6. Monitoring and Validation
Technical SEO for AI isn't a one-time project. It's an ongoing discipline.
- Google Search Console — monitor your structured data reports weekly. Watch for new errors after deployments.
- Schema validation tools — use Schema.org's validator alongside Google's Rich Results Test for comprehensive coverage.
- AI search monitoring — regularly search for your target queries in ChatGPT, Perplexity and Google AI Overviews. Track whether your content appears in citations.
- Log file analysis — check your server logs for GPTBot, ClaudeBot and PerplexityBot activity. If they're not crawling, they're not indexing.
The Checklist at a Glance
Here's your quick-reference version. Print it, pin it, share it with your dev team.
- JSON-LD with correct @type, all required properties, nested entities
- SpeakableSpecification on key content sections
- FAQPage schema on relevant pages
- aboutTopics declared in structured data
- BreadcrumbList schema implemented
- Organization + WebSite schema on every page
- robots.txt allows GPTBot, ClaudeBot, PerplexityBot
- llms.txt file published and maintained
- XML sitemap current with accurate lastmod
- Self-referencing canonical tags on all pages
- Core Web Vitals passing
- Semantic HTML heading hierarchy (H1 → H2 → H3)

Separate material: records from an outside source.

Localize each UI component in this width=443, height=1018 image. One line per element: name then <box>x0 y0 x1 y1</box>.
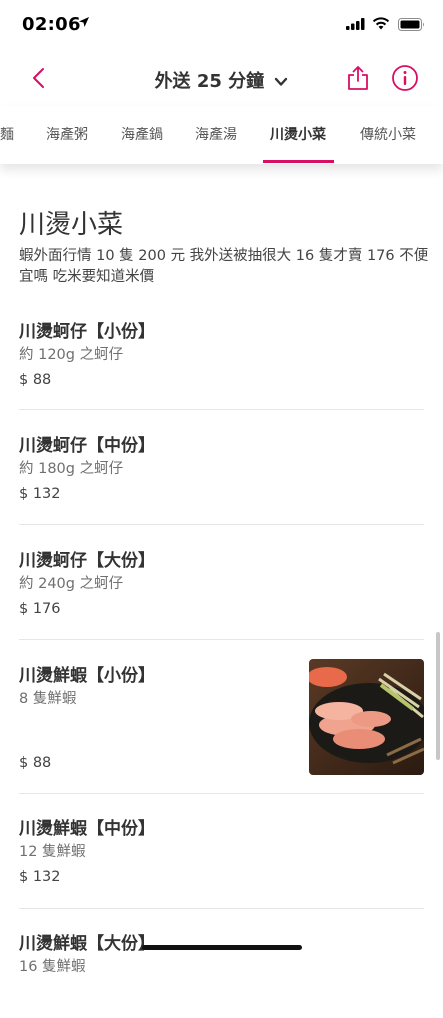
section-title: 川燙小菜 <box>19 210 124 240</box>
shrimp-dish-image <box>309 659 424 775</box>
menu-item[interactable]: 川燙鮮蝦【小份】 8 隻鮮蝦 $ 88 <box>19 639 424 794</box>
category-tabs: 麵 海產粥 海產鍋 海產湯 川燙小菜 傳統小菜 <box>0 106 443 164</box>
battery-icon <box>398 18 424 31</box>
item-description: 約 180g 之蚵仔 <box>19 461 124 477</box>
item-name: 川燙蚵仔【中份】 <box>19 436 155 456</box>
item-description: 16 隻鮮蝦 <box>19 959 86 975</box>
item-price: $ 88 <box>19 755 52 771</box>
item-price: $ 132 <box>19 869 61 885</box>
item-price: $ 176 <box>19 601 61 617</box>
delivery-time-label: 外送 25 分鐘 <box>154 71 265 92</box>
item-name: 川燙蚵仔【小份】 <box>19 322 155 342</box>
share-icon[interactable] <box>345 64 371 92</box>
menu-item[interactable]: 川燙鮮蝦【中份】 12 隻鮮蝦 $ 132 <box>19 793 424 909</box>
section-description: 蝦外面行情 10 隻 200 元 我外送被抽很大 16 隻才賣 176 不便宜嗎… <box>19 248 429 285</box>
menu-item[interactable]: 川燙鮮蝦【大份】 16 隻鮮蝦 <box>19 908 424 1018</box>
item-name: 川燙鮮蝦【小份】 <box>19 666 155 686</box>
cellular-signal-icon <box>346 18 365 30</box>
delivery-time-selector[interactable]: 外送 25 分鐘 <box>0 67 443 93</box>
item-name: 川燙蚵仔【大份】 <box>19 551 155 571</box>
nav-bar: 外送 25 分鐘 <box>0 52 443 106</box>
tab-traditional-sides[interactable]: 傳統小菜 <box>360 124 416 144</box>
item-name: 川燙鮮蝦【大份】 <box>19 934 155 954</box>
item-price: $ 132 <box>19 486 61 502</box>
tab-seafood-hotpot[interactable]: 海產鍋 <box>121 124 163 144</box>
location-arrow-icon <box>79 17 89 27</box>
item-description: 約 120g 之蚵仔 <box>19 347 124 363</box>
menu-item[interactable]: 川燙蚵仔【中份】 約 180g 之蚵仔 $ 132 <box>19 409 424 525</box>
scrollbar[interactable] <box>436 632 440 760</box>
wifi-icon <box>372 17 390 30</box>
item-description: 8 隻鮮蝦 <box>19 691 77 707</box>
menu-item[interactable]: 川燙蚵仔【小份】 約 120g 之蚵仔 $ 88 <box>19 304 424 410</box>
tab-blanched-sides[interactable]: 川燙小菜 <box>270 124 326 144</box>
status-time: 02:06 <box>22 14 81 35</box>
status-bar: 02:06 <box>0 0 443 52</box>
tab-seafood-soup[interactable]: 海產湯 <box>195 124 237 144</box>
info-icon[interactable] <box>391 64 419 92</box>
home-indicator[interactable] <box>142 945 302 950</box>
menu-item[interactable]: 川燙蚵仔【大份】 約 240g 之蚵仔 $ 176 <box>19 524 424 640</box>
chevron-down-icon <box>275 77 288 86</box>
item-description: 12 隻鮮蝦 <box>19 844 86 860</box>
item-name: 川燙鮮蝦【中份】 <box>19 819 155 839</box>
item-price: $ 88 <box>19 372 52 388</box>
tab-noodles[interactable]: 麵 <box>0 124 14 144</box>
tab-seafood-congee[interactable]: 海產粥 <box>46 124 88 144</box>
active-tab-indicator <box>263 160 334 163</box>
item-description: 約 240g 之蚵仔 <box>19 576 124 592</box>
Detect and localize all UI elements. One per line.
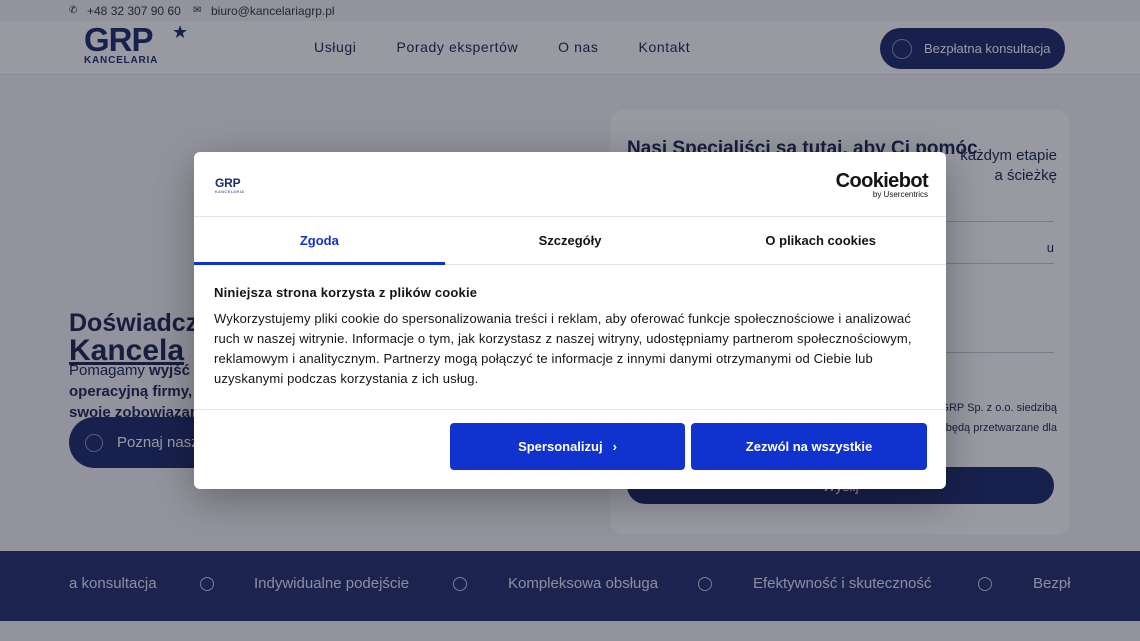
chevron-right-icon: › [612,439,617,454]
cookiebot-brand: Cookiebot [835,170,929,192]
customize-label: Spersonalizuj [518,439,603,454]
cookiebot-logo[interactable]: Cookiebot by Usercentrics [835,170,929,199]
tab-szczegoly[interactable]: Szczegóły [445,217,696,264]
dialog-site-logo: GRP KANCELARIA [215,176,244,194]
dialog-logo-sub: KANCELARIA [215,189,245,194]
cookie-dialog-body: Niniejsza strona korzysta z plików cooki… [214,285,926,389]
cookie-heading: Niniejsza strona korzysta z plików cooki… [214,285,478,300]
tab-o-plikach-cookies[interactable]: O plikach cookies [695,217,946,264]
dialog-logo-text: GRP [215,176,241,190]
cookie-consent-dialog: GRP KANCELARIA Cookiebot by Usercentrics… [194,152,946,489]
cookie-dialog-footer: Spersonalizuj › Zezwól na wszystkie [194,409,946,489]
cookie-tabs: Zgoda Szczegóły O plikach cookies [194,216,946,265]
tab-zgoda[interactable]: Zgoda [194,217,445,265]
customize-button[interactable]: Spersonalizuj › [450,423,685,470]
allow-all-button[interactable]: Zezwól na wszystkie [691,423,927,470]
allow-all-label: Zezwól na wszystkie [745,439,873,454]
cookie-description: Wykorzystujemy pliki cookie do spersonal… [214,311,912,386]
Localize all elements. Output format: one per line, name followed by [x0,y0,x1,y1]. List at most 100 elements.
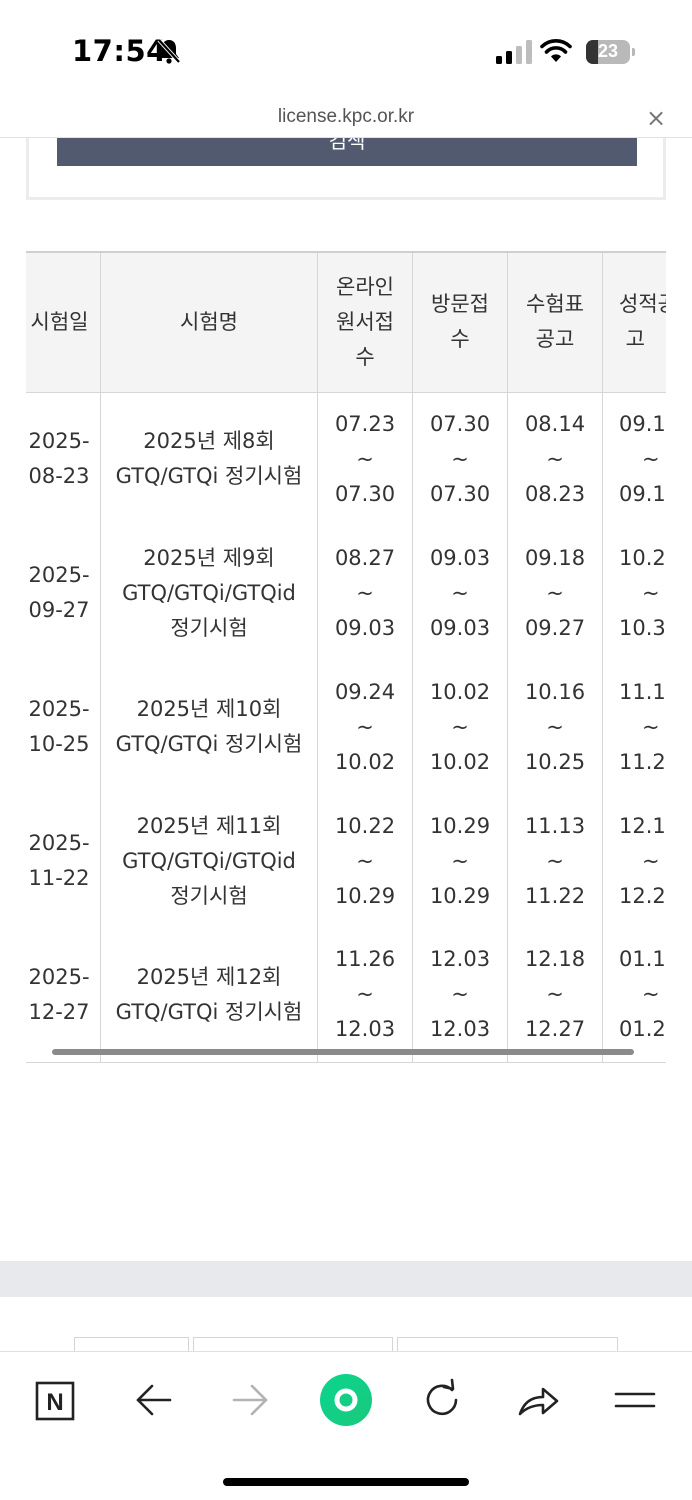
naver-n-icon[interactable]: N [28,1374,80,1426]
ticket-notice-period-end: 09.27 [508,611,602,646]
share-icon[interactable] [512,1374,564,1426]
ticket-notice-period-start: 08.14 [508,407,602,442]
status-bar: 17:54 23 [0,0,692,100]
score-notice-period-end: 10.31 [619,611,666,646]
wifi-icon [540,38,572,64]
exam-date-cell: 2025-11-22 [26,794,101,928]
menu-icon[interactable] [608,1374,660,1426]
visit-apply-period-end: 10.02 [413,745,507,780]
range-separator: ~ [413,576,507,611]
close-icon[interactable]: × [644,106,668,130]
online-apply-period-cell: 11.26~12.03 [318,928,413,1062]
visit-apply-period-start: 10.29 [413,809,507,844]
battery-level-text: 23 [586,41,630,62]
bell-slash-icon [157,38,181,64]
url-text[interactable]: license.kpc.or.kr [0,106,692,128]
exam-name-cell: 2025년 제9회 GTQ/GTQi/GTQid 정기시험 [101,526,318,660]
header-online-apply: 온라인원서접수 [318,252,413,392]
score-notice-period-cell: 12.19~12.26 [603,794,667,928]
url-bar[interactable]: license.kpc.or.kr × [0,100,692,138]
score-notice-period-end: 11.21 [619,745,666,780]
online-apply-period-start: 10.22 [318,809,412,844]
exam-name-cell: 2025년 제12회 GTQ/GTQi 정기시험 [101,928,318,1062]
range-separator: ~ [413,977,507,1012]
horizontal-scrollbar[interactable] [52,1049,634,1055]
ticket-notice-period-end: 11.22 [508,879,602,914]
range-separator: ~ [508,576,602,611]
online-apply-period-end: 10.29 [318,879,412,914]
cellular-signal-icon [496,40,532,64]
exam-name: 2025년 제8회 GTQ/GTQi 정기시험 [116,429,303,488]
header-exam-name: 시험명 [101,252,318,392]
visit-apply-period-cell: 10.29~10.29 [413,794,508,928]
score-notice-period-cell: 11.14~11.21 [603,660,667,794]
range-separator: ~ [508,442,602,477]
exam-name: 2025년 제11회 GTQ/GTQi/GTQid 정기시험 [122,814,296,908]
online-apply-period-cell: 07.23~07.30 [318,392,413,526]
search-button[interactable]: 검색 [57,138,637,166]
naver-letter: N [46,1389,63,1416]
score-notice-period-end: 09.19 [619,477,666,512]
online-apply-period-end: 07.30 [318,477,412,512]
range-separator: ~ [508,710,602,745]
range-separator: ~ [318,844,412,879]
reload-icon[interactable] [416,1374,468,1426]
exam-date-cell: 2025-10-25 [26,660,101,794]
online-apply-period-end: 12.03 [318,1012,412,1047]
table-header-row: 시험일 시험명 온라인원서접수 방문접수 수험표공고 성적공 고 [26,252,666,392]
arrow-right-icon[interactable] [224,1374,276,1426]
exam-name: 2025년 제12회 GTQ/GTQi 정기시험 [116,965,303,1024]
battery-indicator: 23 [586,40,636,64]
score-notice-period-cell: 10.24~10.31 [603,526,667,660]
arrow-left-icon[interactable] [128,1374,180,1426]
score-notice-period-start: 01.16 [619,942,666,977]
range-separator: ~ [318,977,412,1012]
home-indicator [223,1478,469,1486]
exam-name-cell: 2025년 제8회 GTQ/GTQi 정기시험 [101,392,318,526]
schedule-table: 시험일 시험명 온라인원서접수 방문접수 수험표공고 성적공 고 2025-08… [26,251,666,1063]
exam-name: 2025년 제9회 GTQ/GTQi/GTQid 정기시험 [122,546,296,640]
visit-apply-period-start: 10.02 [413,675,507,710]
visit-apply-period-end: 10.29 [413,879,507,914]
visit-apply-period-cell: 12.03~12.03 [413,928,508,1062]
visit-apply-period-start: 07.30 [413,407,507,442]
green-dot-icon[interactable] [318,1372,374,1428]
range-separator: ~ [413,442,507,477]
visit-apply-period-end: 09.03 [413,611,507,646]
visit-apply-period-end: 07.30 [413,477,507,512]
range-separator: ~ [508,844,602,879]
exam-date: 2025-08-23 [29,424,91,494]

- Answer-first content structure
- Descriptive anchor text on internal links
- Alt text on all images
- Clean, keyword-rich URL slugs
- Author pages with Person schema
- HTTPS with valid certificates
- Organization schema with contact details
- Accurate datePublished and dateModified in JSON-LD
- Weekly Search Console monitoring
- Regular AI search citation tracking
Where Most Organisations Fail
We audit dozens of enterprise sites every year. The pattern is consistent: content teams invest heavily in writing, but nobody owns the technical layer. The result? Brilliant content that AI engines can't parse, can't trust and won't cite.
The fix isn't complicated. It's systematic. Work through this checklist, involve your developers early and treat structured data as seriously as you treat your editorial calendar.